I Carabinieri della Compagnia di Alba hanno deferito otto persone, tutte con precedenti penali, ritenute responsabili, a vario titolo, di furto in abitazione e ricettazione, nonché di avere consumato delle truffe in danno di anziani fingendosi operatori di società che gestiscono utenze domestiche.
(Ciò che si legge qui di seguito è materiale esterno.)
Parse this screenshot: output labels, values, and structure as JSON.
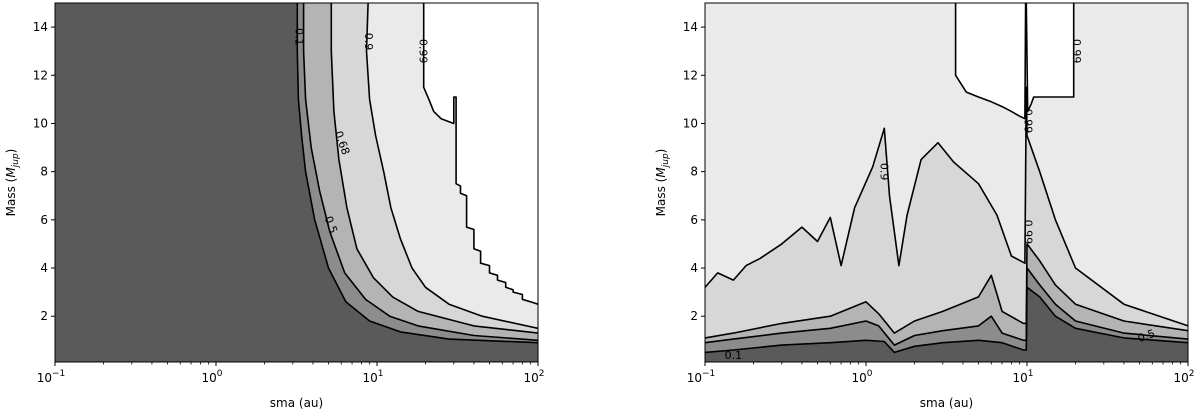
{
  "chart_data": [
    {
      "type": "contour",
      "xlabel": "sma (au)",
      "ylabel": "Mass (M_jup)",
      "ylabel_main": "Mass (",
      "ylabel_sym": "M",
      "ylabel_sub": "jup",
      "ylabel_close": ")",
      "xscale": "log",
      "xlim": [
        0.1,
        100
      ],
      "ylim": [
        0.1,
        15
      ],
      "x_ticks": [
        {
          "base": "10",
          "exp": "−1"
        },
        {
          "base": "10",
          "exp": "0"
        },
        {
          "base": "10",
          "exp": "1"
        },
        {
          "base": "10",
          "exp": "2"
        }
      ],
      "y_ticks": [
        "2",
        "4",
        "6",
        "8",
        "10",
        "12",
        "14"
      ],
      "fill_colors": [
        "#5a5a5a",
        "#8c8c8c",
        "#b4b4b4",
        "#d7d7d7",
        "#eaeaea",
        "#ffffff"
      ],
      "levels": [
        {
          "level": "0.1",
          "points": [
            [
              3.2,
              15
            ],
            [
              3.2,
              13
            ],
            [
              3.25,
              11
            ],
            [
              3.4,
              9.5
            ],
            [
              3.6,
              8
            ],
            [
              4.1,
              6
            ],
            [
              5,
              4
            ],
            [
              6.4,
              2.6
            ],
            [
              9,
              1.8
            ],
            [
              14,
              1.35
            ],
            [
              28,
              1.05
            ],
            [
              100,
              0.9
            ]
          ]
        },
        {
          "level": "0.5",
          "points": [
            [
              3.5,
              15
            ],
            [
              3.5,
              13
            ],
            [
              3.6,
              11
            ],
            [
              3.9,
              9
            ],
            [
              4.4,
              7.2
            ],
            [
              5.1,
              5.5
            ],
            [
              6.3,
              3.8
            ],
            [
              8.5,
              2.7
            ],
            [
              12,
              2
            ],
            [
              18,
              1.6
            ],
            [
              40,
              1.2
            ],
            [
              100,
              1.0
            ]
          ]
        },
        {
          "level": "0.68",
          "points": [
            [
              5.2,
              15
            ],
            [
              5.2,
              13
            ],
            [
              5.4,
              10.5
            ],
            [
              5.8,
              8.5
            ],
            [
              6.5,
              6.5
            ],
            [
              7.5,
              4.8
            ],
            [
              9.5,
              3.6
            ],
            [
              12.5,
              2.8
            ],
            [
              18,
              2.2
            ],
            [
              40,
              1.6
            ],
            [
              100,
              1.3
            ]
          ]
        },
        {
          "level": "0.9",
          "points": [
            [
              8.8,
              15
            ],
            [
              8.6,
              13
            ],
            [
              9,
              11
            ],
            [
              9.8,
              9.5
            ],
            [
              11,
              8
            ],
            [
              12.2,
              6.5
            ],
            [
              14,
              5.2
            ],
            [
              16.5,
              4
            ],
            [
              20,
              3.2
            ],
            [
              28,
              2.5
            ],
            [
              45,
              2
            ],
            [
              100,
              1.5
            ]
          ]
        },
        {
          "level": "0.99",
          "points": [
            [
              19.5,
              15
            ],
            [
              19.5,
              11.5
            ],
            [
              21,
              11
            ],
            [
              22.5,
              10.5
            ],
            [
              25,
              10.2
            ],
            [
              30,
              10
            ],
            [
              30,
              11.1
            ],
            [
              31,
              11.1
            ],
            [
              31,
              7.5
            ],
            [
              33,
              7.4
            ],
            [
              33,
              7.1
            ],
            [
              36,
              7
            ],
            [
              36,
              5.7
            ],
            [
              40,
              5.6
            ],
            [
              40,
              4.8
            ],
            [
              44,
              4.7
            ],
            [
              44,
              4.2
            ],
            [
              50,
              4.1
            ],
            [
              50,
              3.8
            ],
            [
              56,
              3.7
            ],
            [
              56,
              3.5
            ],
            [
              63,
              3.4
            ],
            [
              63,
              3.2
            ],
            [
              70,
              3.1
            ],
            [
              70,
              3.0
            ],
            [
              80,
              2.9
            ],
            [
              80,
              2.7
            ],
            [
              90,
              2.6
            ],
            [
              100,
              2.5
            ]
          ]
        }
      ],
      "level_labels": [
        {
          "text": "0.1",
          "x": 3.3,
          "y": 13.6,
          "rot": 90
        },
        {
          "text": "0.5",
          "x": 5.2,
          "y": 5.8,
          "rot": 70
        },
        {
          "text": "0.68",
          "x": 6.1,
          "y": 9.2,
          "rot": 70
        },
        {
          "text": "0.9",
          "x": 8.9,
          "y": 13.4,
          "rot": 90
        },
        {
          "text": "0.99",
          "x": 19.5,
          "y": 13.0,
          "rot": 90
        }
      ]
    },
    {
      "type": "contour",
      "xlabel": "sma (au)",
      "ylabel": "Mass (M_jup)",
      "ylabel_main": "Mass (",
      "ylabel_sym": "M",
      "ylabel_sub": "jup",
      "ylabel_close": ")",
      "xscale": "log",
      "xlim": [
        0.1,
        100
      ],
      "ylim": [
        0.1,
        15
      ],
      "x_ticks": [
        {
          "base": "10",
          "exp": "−1"
        },
        {
          "base": "10",
          "exp": "0"
        },
        {
          "base": "10",
          "exp": "1"
        },
        {
          "base": "10",
          "exp": "2"
        }
      ],
      "y_ticks": [
        "2",
        "4",
        "6",
        "8",
        "10",
        "12",
        "14"
      ],
      "fill_colors": [
        "#5a5a5a",
        "#8c8c8c",
        "#b4b4b4",
        "#d7d7d7",
        "#eaeaea",
        "#ffffff"
      ],
      "levels": [
        {
          "level": "0.1",
          "points": [
            [
              0.1,
              0.5
            ],
            [
              0.15,
              0.6
            ],
            [
              0.3,
              0.8
            ],
            [
              0.6,
              0.9
            ],
            [
              1.0,
              1.0
            ],
            [
              1.3,
              0.95
            ],
            [
              1.5,
              0.5
            ],
            [
              2.0,
              0.75
            ],
            [
              3.0,
              0.9
            ],
            [
              5.0,
              1.0
            ],
            [
              7.0,
              0.9
            ],
            [
              9.5,
              0.6
            ],
            [
              9.9,
              0.6
            ],
            [
              10,
              3.2
            ],
            [
              12,
              2.8
            ],
            [
              15,
              2.0
            ],
            [
              20,
              1.5
            ],
            [
              40,
              1.1
            ],
            [
              100,
              0.9
            ]
          ]
        },
        {
          "level": "0.5",
          "points": [
            [
              0.1,
              0.9
            ],
            [
              0.15,
              1.05
            ],
            [
              0.3,
              1.3
            ],
            [
              0.6,
              1.5
            ],
            [
              1.0,
              1.8
            ],
            [
              1.2,
              1.6
            ],
            [
              1.5,
              0.8
            ],
            [
              2.0,
              1.2
            ],
            [
              3.0,
              1.4
            ],
            [
              5.0,
              1.6
            ],
            [
              6.0,
              2.0
            ],
            [
              7.0,
              1.3
            ],
            [
              9.5,
              1.0
            ],
            [
              9.9,
              1.0
            ],
            [
              10,
              4.0
            ],
            [
              12,
              3.3
            ],
            [
              15,
              2.5
            ],
            [
              20,
              1.8
            ],
            [
              40,
              1.3
            ],
            [
              100,
              1.05
            ]
          ]
        },
        {
          "level": "0.68",
          "points": [
            [
              0.1,
              1.1
            ],
            [
              0.15,
              1.3
            ],
            [
              0.3,
              1.7
            ],
            [
              0.6,
              2.0
            ],
            [
              1.0,
              2.6
            ],
            [
              1.2,
              2.1
            ],
            [
              1.5,
              1.3
            ],
            [
              2.0,
              1.8
            ],
            [
              3.0,
              2.2
            ],
            [
              5.0,
              2.8
            ],
            [
              6.0,
              3.7
            ],
            [
              7.0,
              2.2
            ],
            [
              9.5,
              1.7
            ],
            [
              9.9,
              1.7
            ],
            [
              10,
              5.0
            ],
            [
              12,
              4.3
            ],
            [
              15,
              3.3
            ],
            [
              20,
              2.5
            ],
            [
              40,
              1.8
            ],
            [
              100,
              1.4
            ]
          ]
        },
        {
          "level": "0.9",
          "points": [
            [
              0.1,
              3.2
            ],
            [
              0.12,
              3.8
            ],
            [
              0.15,
              3.5
            ],
            [
              0.18,
              4.1
            ],
            [
              0.22,
              4.4
            ],
            [
              0.3,
              5.0
            ],
            [
              0.4,
              5.7
            ],
            [
              0.5,
              5.1
            ],
            [
              0.6,
              6.1
            ],
            [
              0.7,
              4.1
            ],
            [
              0.85,
              6.5
            ],
            [
              1.1,
              8.2
            ],
            [
              1.3,
              9.8
            ],
            [
              1.4,
              7.0
            ],
            [
              1.6,
              4.1
            ],
            [
              1.8,
              6.2
            ],
            [
              2.2,
              8.5
            ],
            [
              2.8,
              9.2
            ],
            [
              3.5,
              8.4
            ],
            [
              5.0,
              7.5
            ],
            [
              6.5,
              6.2
            ],
            [
              8.0,
              4.5
            ],
            [
              9.7,
              4.2
            ],
            [
              9.9,
              11.5
            ],
            [
              10,
              9.5
            ],
            [
              12,
              8.0
            ],
            [
              15,
              6.0
            ],
            [
              20,
              4.0
            ],
            [
              40,
              2.5
            ],
            [
              100,
              1.6
            ]
          ]
        },
        {
          "level": "0.99",
          "points": [
            [
              3.6,
              15
            ],
            [
              3.6,
              12
            ],
            [
              4.2,
              11.3
            ],
            [
              5,
              11.1
            ],
            [
              6,
              10.9
            ],
            [
              7,
              10.7
            ],
            [
              8,
              10.5
            ],
            [
              9,
              10.3
            ],
            [
              9.7,
              10.2
            ],
            [
              9.8,
              15
            ],
            [
              9.9,
              15
            ],
            [
              10.1,
              10.5
            ],
            [
              10.6,
              10.8
            ],
            [
              11,
              11.1
            ],
            [
              19.5,
              11.1
            ],
            [
              19.5,
              15
            ]
          ]
        }
      ],
      "level_labels": [
        {
          "text": "0.99",
          "x": 20.5,
          "y": 13.0,
          "rot": 90
        },
        {
          "text": "0.99",
          "x": 10.2,
          "y": 10.1,
          "rot": 90
        },
        {
          "text": "0.99",
          "x": 10.2,
          "y": 5.5,
          "rot": 90
        },
        {
          "text": "0.9",
          "x": 1.3,
          "y": 8.0,
          "rot": 90
        },
        {
          "text": "0.5",
          "x": 55,
          "y": 1.2,
          "rot": -20
        },
        {
          "text": "0.1",
          "x": 0.15,
          "y": 0.4,
          "rot": 0
        }
      ]
    }
  ]
}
La banda agiva sul territorio di Alba, nell’astigiano, nell’alessandrino e nel torinese con la tecnica del falso operatore del gas o della luce. Una volta carpita la fiducia dell’anziana vittima, procedevano al furto o alla truffa riuscendo a rubare o a farsi consegnare ciò che di più prezioso il malcapitato aveva in casa.
Il bottino veniva successivamente ricettato nei canali del mercato nero astigiano al miglior offerente.

Tra le richieste più gettonate oro e preziosi, più semplici da trasportare e poi rivendere. Durante le truffe venivano compiuti anche sopralluoghi di furto come accertato dai Carabinieri albesi.

Gli otto, tutti italiani, dovranno difendersi nelle aule del Tribunale di Asti dall’accusa di aver compiuto, tra i mesi di maggio e luglio 2017, ben 6 episodi in concorso di truffe, furti e ricettazione ai danni di anziani.